WASHINGTON

On a recent Monday, Secretary of State Hillary Rodham Clinton walked with her husband onto a stage at the New York Sheraton to cheers and whoops and a standing ovation that only got louder as she tried to quiet things down.

It was a friendly crowd -- the annual meeting of the Clinton Global Initiative -- and people may have been eager to hear her speech about using U.S. aid to target investment barriers. But really, they were there to see her.

"She's just looked so sad and so tired," said Ritu Sharma, a women's rights activist, referring to Clinton's appearances in the days after the attack in Benghazi, Libya, that killed four Americans.

They wanted to defend her. Mostly, though, people wondered what the woman walking across the stage would choose to do next. In recent weeks, Hillary Clinton has reiterated that she will not stay on for President Obama's second term, unleashing fresh waves of speculation.

There is hypothesizing that she is merely entering a hibernation period before a 2016 presidential bid. There is talk that she will start her own women's rights initiative.

What is clear is that despite lingering questions about Benghazi, Clinton is more beloved than at any point in her long and at times controversial career, commanding soaring approval ratings and a vast fundraising machine.

Next, she just wants to chill

The truth is, though, that no one is sure what Hillary Clinton will do, possibly not even Clinton herself, who has said her plans include sleeping and watching the home-improvement show "Love It or List It," which she finds calming.

But there may be one way to figure out what Clinton may ultimately decide, and that is to examine what she has already done in her long career as first lady, U.S. senator and secretary of state.

Beyond carrying out the Obama administration's foreign policy and troubleshooting global crises, Clinton has deliberately carved out her own agenda during her four years as secretary of state, making an array of choices that reflect who she is after more than 30 years in public service.

Of these, the first was her decision to sublimate any resentment that had come between her and Obama during their fight for the 2008 Democratic presidential nomination.

The rest are more obscure. They include promoting a milk cooperative in Malawi and low-pollution "clean" cookstoves in China and attending an environmental summit in Greenland's capital, Nuuk.

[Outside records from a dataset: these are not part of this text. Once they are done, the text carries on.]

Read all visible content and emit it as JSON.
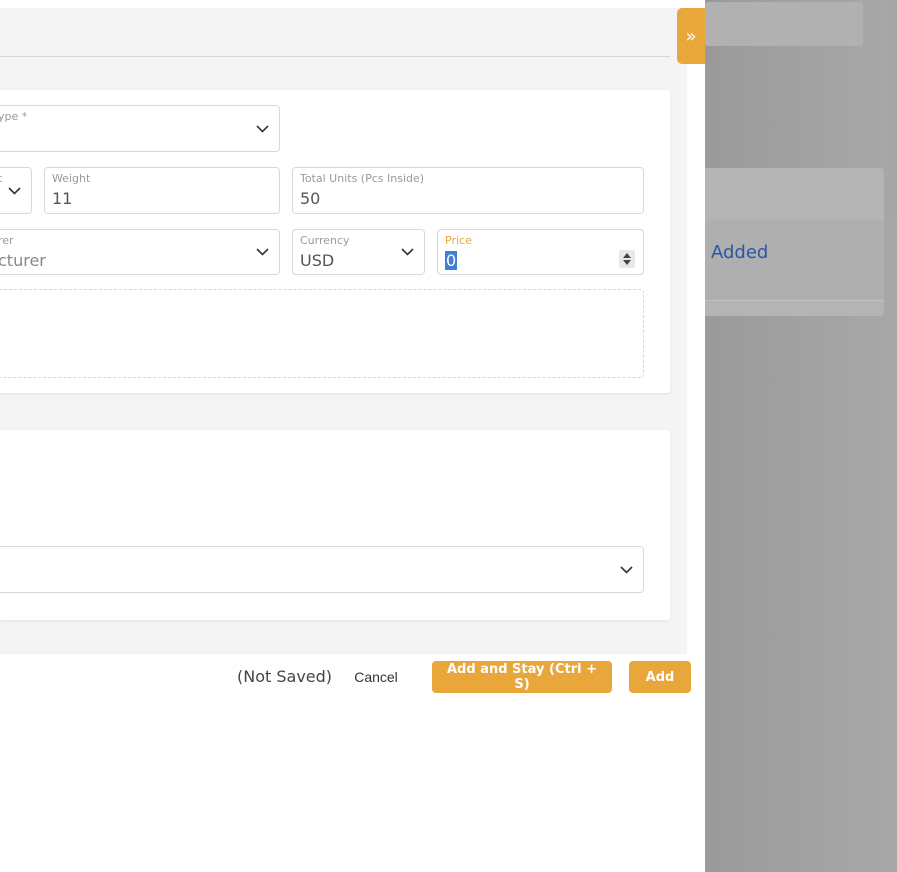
{
  "background": {
    "added_label": "Added"
  },
  "drawer": {
    "collapse_icon": "»",
    "fields": {
      "type": {
        "label": "ype *",
        "value": ""
      },
      "unit": {
        "label": "t",
        "value": ""
      },
      "weight": {
        "label": "Weight",
        "value": "11"
      },
      "total_units": {
        "label": "Total Units (Pcs Inside)",
        "value": "50"
      },
      "manufacturer": {
        "label": "rer",
        "value": "cturer"
      },
      "currency": {
        "label": "Currency",
        "value": "USD"
      },
      "price": {
        "label": "Price",
        "value": "0"
      }
    }
  },
  "footer": {
    "status": "(Not Saved)",
    "cancel_label": "Cancel",
    "add_and_stay_label": "Add and Stay (Ctrl + S)",
    "add_label": "Add"
  },
  "colors": {
    "accent": "#e9a73b",
    "link": "#2a56a8"
  }
}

They include decidedly unglamorous events, such as a conference devoted to gender-specific data collection, and thousands of miles traveled to often-overlooked places.

"I'm very happy that my 100th country was Latvia," Clinton told students in Riga in June.

21st-century diplomacy

From the start, Clinton has explained her agenda as part of a new "21st-century diplomacy" that demands the United States be more attuned to the grass roots of the world and relies on development and civilian power as much as military might. Some say that Clinton diluted her energy and failed to achieve any signature triumphs, such as an end to the Syrian crisis. Others argue that through a thousand lesser-known efforts and initiatives, she has achieved nothing less than a transformative shift toward a more effective and modern U.S. diplomacy.

What is certain is that Clinton's choices tell a story about who she is and perhaps what she will decide to do.

Of all the things that Clinton's friends say about her, opinions bend toward two essential facets of her character.

The first is that in the time they have known her, Clinton has not really changed except to become more of the person she has always been: a deeply optimistic Methodist who believes that government can advance human progress, and a hopeless wonk who knows her yurts from her gers.

The second is that while Clinton is a famously shrewd political operator, she is never more energized or relentless as when she is pursuing a cause that she believes will improve people's lives.

"This job has just amplified things that have always been there," said Betsy Ebeling, a friend of Clinton's since their childhood in Chicago. "It's given her a great stage for the many things she's always cared about, only now she has the whole world."

While Clinton's initiatives have not led to major foreign policy shifts, they have resulted in project after project.

"People roll their eyes when she talks about clean cookstoves," said Anne-Marie Slaughter, Clinton's policy planning chief until last year. "But if the Alliance for Clean Cookstoves succeeds" -- an initiative Clinton launched to get 100 million homes to ditch toxic fires for clean-burning stoves -- "we will have reduced carbon, improved women's security and saved millions of lives, and that is enormous."

All of which may help answer the question of whether Hillary Clinton will run for president in 2016 -- whether she will seek the job with the most power to do the most good -- by posing another question: whether she can keep herself from it.